Cambio di cultura – Divac ha ammesso che la decisione è stata difficile perché “voglio bene a DeMarcus e lo ringrazio per quello che ha fatto nella comunità e per la squadra, gli auguro solo il meglio”, ma lo ha giustificato parlando di un “cambio di cultura” e di un “passo in avanti per migliorare questa organizzazione in futuro”. “Sfortunatamente è stata una cosa che dovevamo fare, ma vogliamo avere una cultura diversa per cercare di vincere le partite”, ha poi aggiunto. Intento lodevole, se non fosse che in squadra ha ancora cittadini non esattamente modello come Darren Collison e Ty Lawson, pur avendo tagliato il contratto di Matt Barnes (che aveva un garantito da 6 milioni anche per il prossimo anno e che quindi peserà sul cap per i prossimi anni) per creare un posto a roster e fare spazio a Hield, Tyreke Evans e Langston Galloway ricevuti da New Orleans. Ora si apre una nuova era per i Kings, che con ogni probabilità terranno le proprie scelte al Draft di quest’anno (se sarà in top-10, anche se i Sixers hanno comunque il diritto a scambiare le scelte nel caso fosse migliore della loro) e del prossimo.

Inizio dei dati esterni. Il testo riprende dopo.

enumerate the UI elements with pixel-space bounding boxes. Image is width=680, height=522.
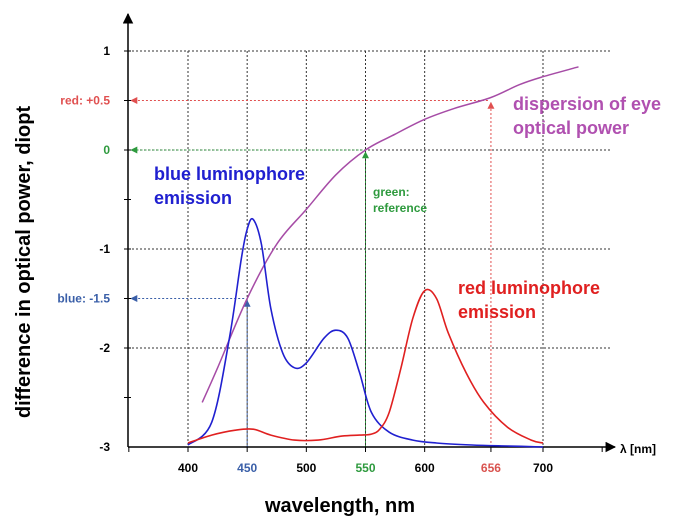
x-tick-label: 500 — [296, 461, 316, 475]
y-tick-label: blue: -1.5 — [57, 292, 110, 306]
red-emission-annotation: red luminophore — [458, 278, 600, 298]
dispersion-annotation: optical power — [513, 118, 629, 138]
annotations: dispersion of eye optical power blue lumin… — [154, 94, 661, 322]
y-tick-label: 0 — [103, 143, 110, 157]
axes — [122, 12, 617, 453]
guide-arrows — [130, 97, 495, 447]
x-tick-label: 450 — [237, 461, 257, 475]
series-line-red — [187, 288, 544, 444]
series-line-dispersion — [201, 66, 579, 403]
x-axis-label: wavelength, nm — [264, 495, 415, 517]
y-tick-label: -1 — [99, 242, 110, 256]
blue-emission-annotation: blue luminophore — [154, 164, 305, 184]
blue-emission-annotation: emission — [154, 188, 232, 208]
x-tick-label: 600 — [415, 461, 435, 475]
x-tick-label: 656 — [481, 461, 501, 475]
series-line-blue — [187, 217, 544, 448]
x-unit-label: λ [nm] — [620, 442, 656, 456]
red-emission-annotation: emission — [458, 302, 536, 322]
y-tick-label: -2 — [99, 341, 110, 355]
y-tick-label: -3 — [99, 440, 110, 454]
x-tick-label: 400 — [178, 461, 198, 475]
green-reference-annotation: reference — [373, 201, 427, 215]
tick-labels: 400 450 500 550 600 656 700 1 red: +0.5 0 -1 blue: … — [57, 44, 553, 475]
series-group — [187, 66, 579, 448]
green-reference-annotation: green: — [373, 185, 410, 199]
x-tick-label: 700 — [533, 461, 553, 475]
y-tick-label: 1 — [103, 44, 110, 58]
y-axis-label: difference in optical power, diopt — [13, 106, 35, 419]
x-tick-label: 550 — [355, 461, 375, 475]
dispersion-annotation: dispersion of eye — [513, 94, 661, 114]
y-tick-label: red: +0.5 — [60, 94, 110, 108]
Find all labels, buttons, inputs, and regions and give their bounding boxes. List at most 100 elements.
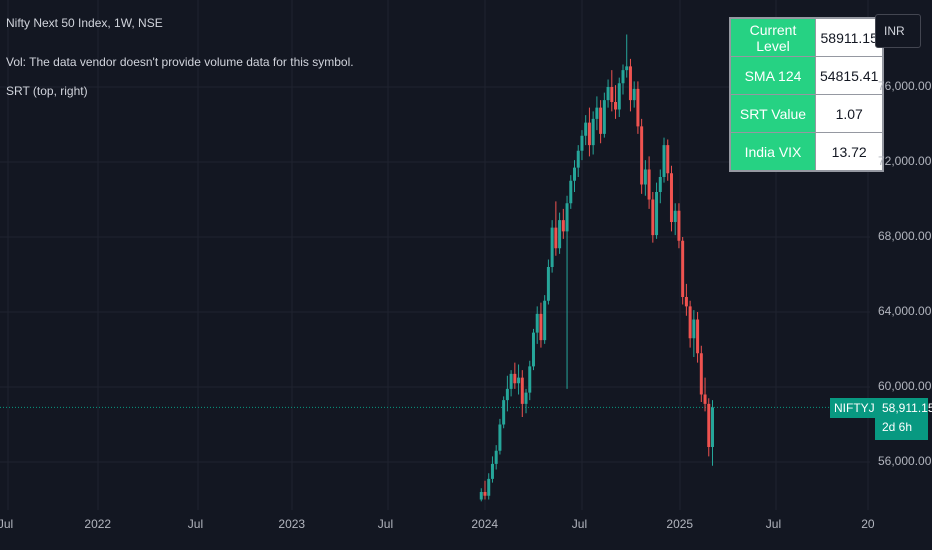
candle-body xyxy=(606,87,610,101)
candle xyxy=(509,370,513,397)
candles xyxy=(479,34,714,502)
candle xyxy=(599,100,603,144)
candle xyxy=(576,145,580,177)
time-tick-label: 20 xyxy=(861,517,875,531)
table-value: 54815.41 xyxy=(815,56,884,95)
candle-body xyxy=(535,313,539,333)
srt-info-table: Current Level 58911.15 SMA 124 54815.41 … xyxy=(729,17,885,172)
candle xyxy=(632,81,636,108)
candle xyxy=(602,92,606,138)
candle-body xyxy=(617,83,621,110)
candle xyxy=(550,220,554,273)
candle xyxy=(688,300,692,348)
candle xyxy=(573,160,577,192)
candle-body xyxy=(584,122,588,136)
candle-body xyxy=(528,366,532,393)
candle-body xyxy=(621,70,625,84)
candle xyxy=(628,58,632,112)
candle-body xyxy=(502,400,506,425)
candle xyxy=(651,192,655,243)
candle xyxy=(554,201,558,256)
candle xyxy=(505,375,509,412)
table-label: India VIX xyxy=(729,132,816,172)
candle-body xyxy=(669,173,673,222)
time-tick-label: Jul xyxy=(571,517,588,531)
candle-body xyxy=(550,227,554,267)
candle-body xyxy=(595,107,599,119)
candle xyxy=(479,488,483,502)
candle-body xyxy=(524,392,528,404)
candle xyxy=(621,64,625,95)
candle xyxy=(636,81,640,134)
candle xyxy=(587,107,591,157)
candle-body xyxy=(692,319,696,339)
chart-title[interactable]: Nifty Next 50 Index, 1W, NSE xyxy=(6,16,163,30)
volume-note[interactable]: Vol: The data vendor doesn't provide vol… xyxy=(6,55,354,69)
candle-body xyxy=(647,169,651,200)
candle-body xyxy=(509,373,513,389)
candle-body xyxy=(505,388,509,401)
candle-body xyxy=(513,373,517,384)
price-tick-label: 60,000.00 xyxy=(878,379,932,393)
table-value: 58911.15 xyxy=(815,17,884,57)
candle-body xyxy=(587,122,591,146)
candle-body xyxy=(677,210,681,241)
candle xyxy=(558,212,562,254)
candle xyxy=(539,302,543,348)
candle xyxy=(483,480,487,500)
time-tick-label: Jul xyxy=(765,517,782,531)
candle xyxy=(614,85,618,119)
price-tick-label: 76,000.00 xyxy=(878,79,932,93)
candle-body xyxy=(602,100,606,134)
candle-body xyxy=(558,220,562,249)
candle xyxy=(640,118,644,194)
chart-grid xyxy=(0,0,870,510)
candle-body xyxy=(565,203,569,232)
candle xyxy=(517,364,521,395)
candle xyxy=(565,195,569,389)
candle-body xyxy=(494,450,498,464)
candle-body xyxy=(569,180,573,204)
candle-body xyxy=(591,118,595,146)
candle xyxy=(531,328,535,371)
candle xyxy=(617,77,621,117)
candle xyxy=(535,306,539,344)
candle-body xyxy=(543,300,547,341)
table-row: India VIX 13.72 xyxy=(729,132,884,172)
time-tick-label: 2024 xyxy=(471,517,499,531)
candle xyxy=(494,445,498,470)
candle xyxy=(520,370,524,417)
candle xyxy=(591,111,595,155)
candle xyxy=(524,388,528,414)
table-row: SMA 124 54815.41 xyxy=(729,56,884,95)
candle xyxy=(703,377,707,412)
time-tick-label: Jul xyxy=(377,517,394,531)
candle xyxy=(643,160,647,196)
candle-body xyxy=(636,88,640,127)
currency-button[interactable]: INR xyxy=(875,14,921,48)
time-tick-label: Jul xyxy=(187,517,204,531)
symbol-tag: NIFTYJR xyxy=(830,398,888,418)
candle-body xyxy=(517,377,521,384)
candle-body xyxy=(487,478,491,496)
table-label: SMA 124 xyxy=(729,56,816,95)
candle-body xyxy=(483,492,487,496)
current-price-value: 58,911.15 xyxy=(882,401,932,415)
candle xyxy=(595,96,599,131)
candle xyxy=(669,165,673,232)
price-tick-label: 68,000.00 xyxy=(878,229,932,243)
candle-body xyxy=(699,353,703,395)
candle xyxy=(677,203,681,249)
candle-body xyxy=(662,145,666,177)
candle xyxy=(546,259,550,305)
candle xyxy=(692,310,696,357)
candle xyxy=(490,456,494,483)
candle xyxy=(502,396,506,429)
table-row: Current Level 58911.15 xyxy=(729,17,884,57)
candle xyxy=(658,169,662,204)
candle xyxy=(655,182,659,239)
indicator-label[interactable]: SRT (top, right) xyxy=(6,84,88,98)
candle xyxy=(487,473,491,500)
table-label: SRT Value xyxy=(729,94,816,133)
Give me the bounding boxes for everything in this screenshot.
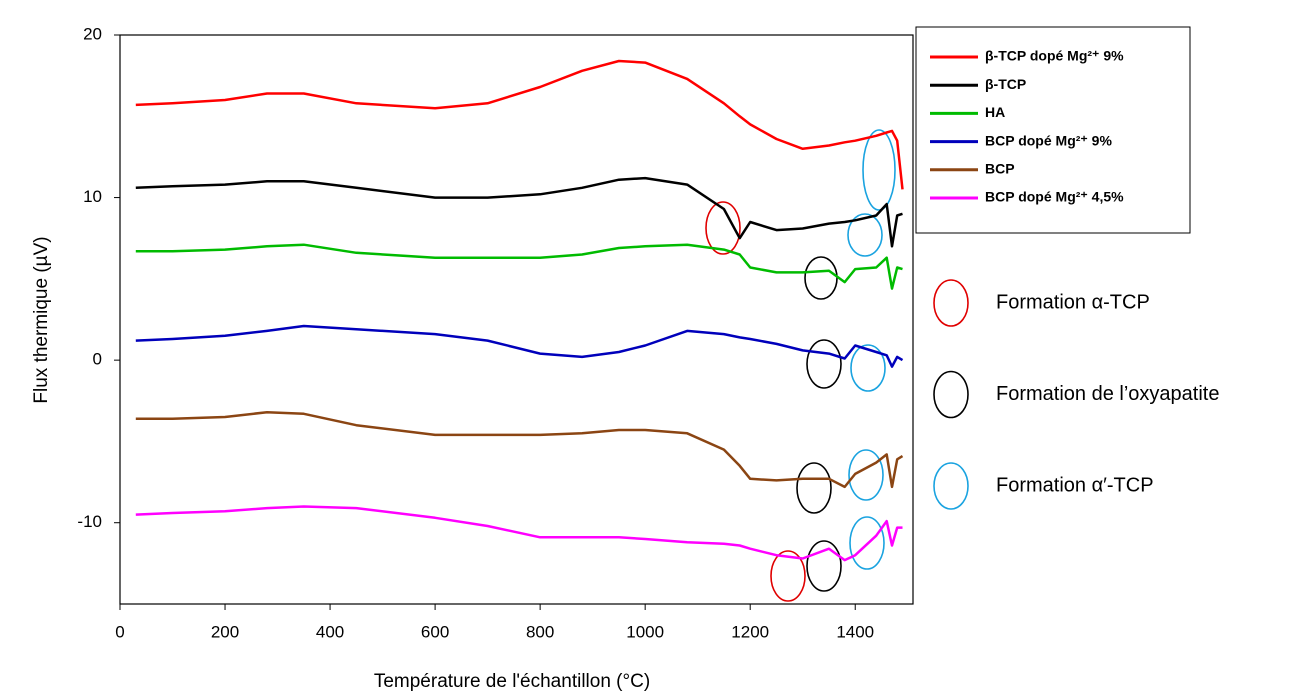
y-tick-label: 20	[83, 24, 102, 43]
ellipse	[848, 449, 884, 501]
data-line	[135, 59, 904, 190]
x-tick-label: 400	[316, 622, 344, 641]
y-tick-label: 0	[93, 350, 102, 369]
y-axis-title: Flux thermique (µV)	[31, 236, 52, 403]
data-line	[135, 410, 904, 489]
x-tick-label: 800	[526, 622, 554, 641]
x-tick-label: 200	[211, 622, 239, 641]
ellipse	[847, 213, 883, 257]
x-tick-label: 0	[115, 622, 124, 641]
key-ellipse	[933, 370, 969, 419]
ellipse	[849, 516, 885, 570]
data-line	[135, 243, 903, 290]
ellipse	[796, 462, 832, 514]
legend-label: β-TCP dopé Mg²⁺ 9%	[985, 48, 1124, 64]
key-ellipse	[933, 462, 969, 510]
x-tick-label: 1000	[626, 622, 664, 641]
legend-label: β-TCP	[985, 76, 1026, 92]
ellipse	[850, 344, 886, 392]
x-tick-label: 1200	[731, 622, 769, 641]
y-tick-label: -10	[77, 512, 102, 531]
ellipse	[804, 256, 838, 300]
ellipse	[862, 129, 896, 211]
legend-label: HA	[985, 104, 1005, 120]
y-tick-label: 10	[83, 187, 102, 206]
legend-label: BCP dopé Mg²⁺ 9%	[985, 132, 1112, 148]
highlight-ellipses	[705, 129, 896, 602]
ellipse	[806, 339, 842, 389]
data-line	[135, 505, 903, 562]
ellipse	[770, 550, 806, 602]
key-label: Formation α′-TCP	[996, 474, 1154, 496]
key-ellipse	[933, 279, 969, 327]
key-label: Formation de l’oxyapatite	[996, 383, 1219, 405]
legend-label: BCP dopé Mg²⁺ 4,5%	[985, 189, 1124, 205]
x-tick-label: 600	[421, 622, 449, 641]
plot-frame	[119, 34, 914, 605]
key-label: Formation α-TCP	[996, 291, 1150, 313]
data-line	[135, 176, 903, 248]
x-tick-label: 1400	[836, 622, 874, 641]
ellipse	[705, 201, 741, 255]
legend-label: BCP	[985, 161, 1015, 177]
x-axis-title: Température de l'échantillon (°C)	[374, 671, 650, 692]
data-line	[135, 324, 904, 368]
ellipse	[806, 540, 842, 592]
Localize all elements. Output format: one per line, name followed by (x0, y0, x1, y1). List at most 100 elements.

Occhio al futuro – Da queste due scelte in Lottery partirà il nuovo corso dei Kings, anche se negli ultimi 10 anni Sacramento ha una lunghissima storia di selezioni sbagliate: nel 2007 Spencer Hawes, nel 2008 Jason Thompson, nel 2009 Tyreke Evans (invece di Steph Curry), nel 2010 Cousins, nel 2011 Jimmer Fredette (invece di Klay Thompson o Kawhi Leonard), nel 2012 Thomas Robinson (invece di Damian Lillard), nel 2013 Ben McLemore (invece di Kentavious Caldwell-Pope o C.J. McCollum), nel 2014 Stauskas (invece di Dario Saric o Zach LaVine), nel 2015 Willie Cauley-Stein (forse il vero vincitore della trade, anche se dopo di lui sono andati Justise Winslow e Devin Booker…) e nel 2016 sono scesi fino alla 13 per selezionare Giorgios Papagiannis invece di tenere la 8 e prendere Marquese Chriss. Dei precedenti non esattamente incoraggianti per i tifosi dei Kings, che hanno visto salutare tra le lacrime il loro miglior giocatore degli ultimi 10 anni senza avere poi molto per potersi consolare.